This is the fourth post in a series titled Mindset & Agility – The Rocket Fuel for Customer Experience Success.
To date in the series, I have gently borrowed concepts from Roger von Oech’s classic book A Whack on the Side of the Head and repurposed his thought leadership for modern customer experience applications. This week I’ll quickly run through Dr. Carol Dweck’s landmark work on mindset so I can finish this series with several posts based on the research of Dr. W. Warner Burke concerning learning agility.
As you likely know, Dr. Dweck is a Stanford University professor of personality, social, and developmental psychology. Her work looks at how beliefs shape individual differences, and her book Mindset -The New Psychology of Success is a must-read for anyone trying to drive personal or organizational change. Mindset offers insights on how belief systems foster or hinder growth and development.
Specifically, Dr. Dweck examines the roles beliefs play in broad areas like sports, relationships, and education. She also dedicates one chapter in Mindset to business and leadership applications. While the book identifies attitudinal differences and encourages parents and educators to foster something she refers to as a growth mindset, Dr. Dweck didn’t write a how-to book. However, I find her model a helpful guide for anyone seeking to enhance internal and external customer experiences.
Dr. Dweck’s perspective (grounded in experimental findings) suggests that innovation and growth depend on breaking through what she refers to as “fixed mindsets.” Individuals and organizations with predominantly fixed perspectives, typically:
- Avoid challenges
- Lack persistence when faced with obstacles
- Don’t ask for or benefit from feedback (especially negative)
- View the success of others as threatening
By contrast, individuals and businesses with growth mindsets typically:
- Seek out challenges
- Persist in adversity
- Maintain effort to master skills
- Actively solicit and leverage feedback
- Benchmark the success of others to inspire innovation
No person or organization possesses a universally fixed or growth mindset. For example, you may be open to new opportunities for leveraging technology to enhance the customer experience but make excuses for failing to craft a regular cadence of active customer listening posts. The good news from Carol Dweck’s work is that fixed mindsets don’t have to stay fixed.
Like all behavioral change, the first step in transformation requires an honest assessment of the areas where your mindset is fixed. The next step involves a calculation of the risks that come from staying stuck and the benefits of growth. With honest self-assessment and a reason to change, the next step is to craft a plan that challenges underlying assumptions or breaks through those beliefs that keep you stuck.
When it comes to adapting to the ever-changing wants, needs, and desires of internal and external customers, a fixed mindset is a liability.

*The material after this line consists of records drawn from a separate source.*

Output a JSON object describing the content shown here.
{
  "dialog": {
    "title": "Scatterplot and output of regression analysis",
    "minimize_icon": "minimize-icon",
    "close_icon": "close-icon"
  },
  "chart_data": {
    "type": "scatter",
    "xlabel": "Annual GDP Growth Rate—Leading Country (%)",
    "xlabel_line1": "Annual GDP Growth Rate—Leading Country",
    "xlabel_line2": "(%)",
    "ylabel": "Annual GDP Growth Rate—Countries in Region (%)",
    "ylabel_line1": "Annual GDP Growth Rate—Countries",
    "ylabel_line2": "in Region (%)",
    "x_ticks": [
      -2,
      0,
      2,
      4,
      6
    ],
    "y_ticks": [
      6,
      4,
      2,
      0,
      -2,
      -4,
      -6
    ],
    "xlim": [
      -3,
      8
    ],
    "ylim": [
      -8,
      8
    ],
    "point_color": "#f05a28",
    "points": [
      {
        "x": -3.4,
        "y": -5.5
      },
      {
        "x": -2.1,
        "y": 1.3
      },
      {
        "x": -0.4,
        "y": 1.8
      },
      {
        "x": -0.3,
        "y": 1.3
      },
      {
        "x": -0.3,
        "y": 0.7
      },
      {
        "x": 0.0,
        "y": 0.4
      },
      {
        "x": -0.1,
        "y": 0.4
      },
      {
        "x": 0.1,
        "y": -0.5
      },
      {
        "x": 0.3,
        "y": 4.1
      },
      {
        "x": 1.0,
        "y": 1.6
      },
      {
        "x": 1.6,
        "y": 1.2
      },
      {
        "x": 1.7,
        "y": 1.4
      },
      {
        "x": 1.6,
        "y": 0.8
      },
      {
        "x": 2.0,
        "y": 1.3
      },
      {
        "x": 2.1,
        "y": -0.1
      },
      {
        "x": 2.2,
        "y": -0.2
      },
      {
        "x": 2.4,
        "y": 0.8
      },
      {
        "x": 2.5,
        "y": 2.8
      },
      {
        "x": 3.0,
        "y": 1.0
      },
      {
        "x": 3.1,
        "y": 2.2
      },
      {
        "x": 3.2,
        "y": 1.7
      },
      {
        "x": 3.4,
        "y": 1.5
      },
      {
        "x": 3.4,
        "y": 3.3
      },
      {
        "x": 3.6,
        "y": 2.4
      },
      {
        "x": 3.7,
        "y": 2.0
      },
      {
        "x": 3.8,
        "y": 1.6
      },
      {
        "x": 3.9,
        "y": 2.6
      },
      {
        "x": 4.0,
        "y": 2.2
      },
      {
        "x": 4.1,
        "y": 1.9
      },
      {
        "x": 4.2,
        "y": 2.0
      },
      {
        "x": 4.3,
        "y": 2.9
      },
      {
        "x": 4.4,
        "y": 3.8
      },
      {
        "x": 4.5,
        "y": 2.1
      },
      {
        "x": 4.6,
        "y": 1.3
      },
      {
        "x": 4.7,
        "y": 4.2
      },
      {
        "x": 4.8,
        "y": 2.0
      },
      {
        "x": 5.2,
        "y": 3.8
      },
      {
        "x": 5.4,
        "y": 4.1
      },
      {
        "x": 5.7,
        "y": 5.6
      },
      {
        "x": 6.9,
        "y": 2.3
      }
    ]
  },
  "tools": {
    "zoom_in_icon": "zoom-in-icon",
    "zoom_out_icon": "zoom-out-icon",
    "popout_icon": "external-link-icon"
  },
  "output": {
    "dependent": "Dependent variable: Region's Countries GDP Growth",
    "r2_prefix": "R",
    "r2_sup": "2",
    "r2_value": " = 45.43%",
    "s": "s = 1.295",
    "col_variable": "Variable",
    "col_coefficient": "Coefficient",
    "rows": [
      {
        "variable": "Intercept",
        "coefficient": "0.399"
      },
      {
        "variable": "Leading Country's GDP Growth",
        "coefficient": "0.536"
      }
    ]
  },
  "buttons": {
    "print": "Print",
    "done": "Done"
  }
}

Nimble, growth-focused, leaders are the rocket fuel needed to propel organizations to human experience greatness.
Inspired by Dr. Dweck, here are this week’s challenge questions:
- What is your strongest dimension of an open mindset (response to challenges, persistence, effort in adversity, solicitation of feedback, learning from the success of others)?
- From that same list, what is your most significant mindset opportunity? If you say none, that’s a tell-tale sign you have a lot of work to do on your mindset.
- How would you rate your organization on a 10-point scale, with one being completely fixed and ten being completely growth-oriented? In what areas is your organization stuck, and in what areas are you growing?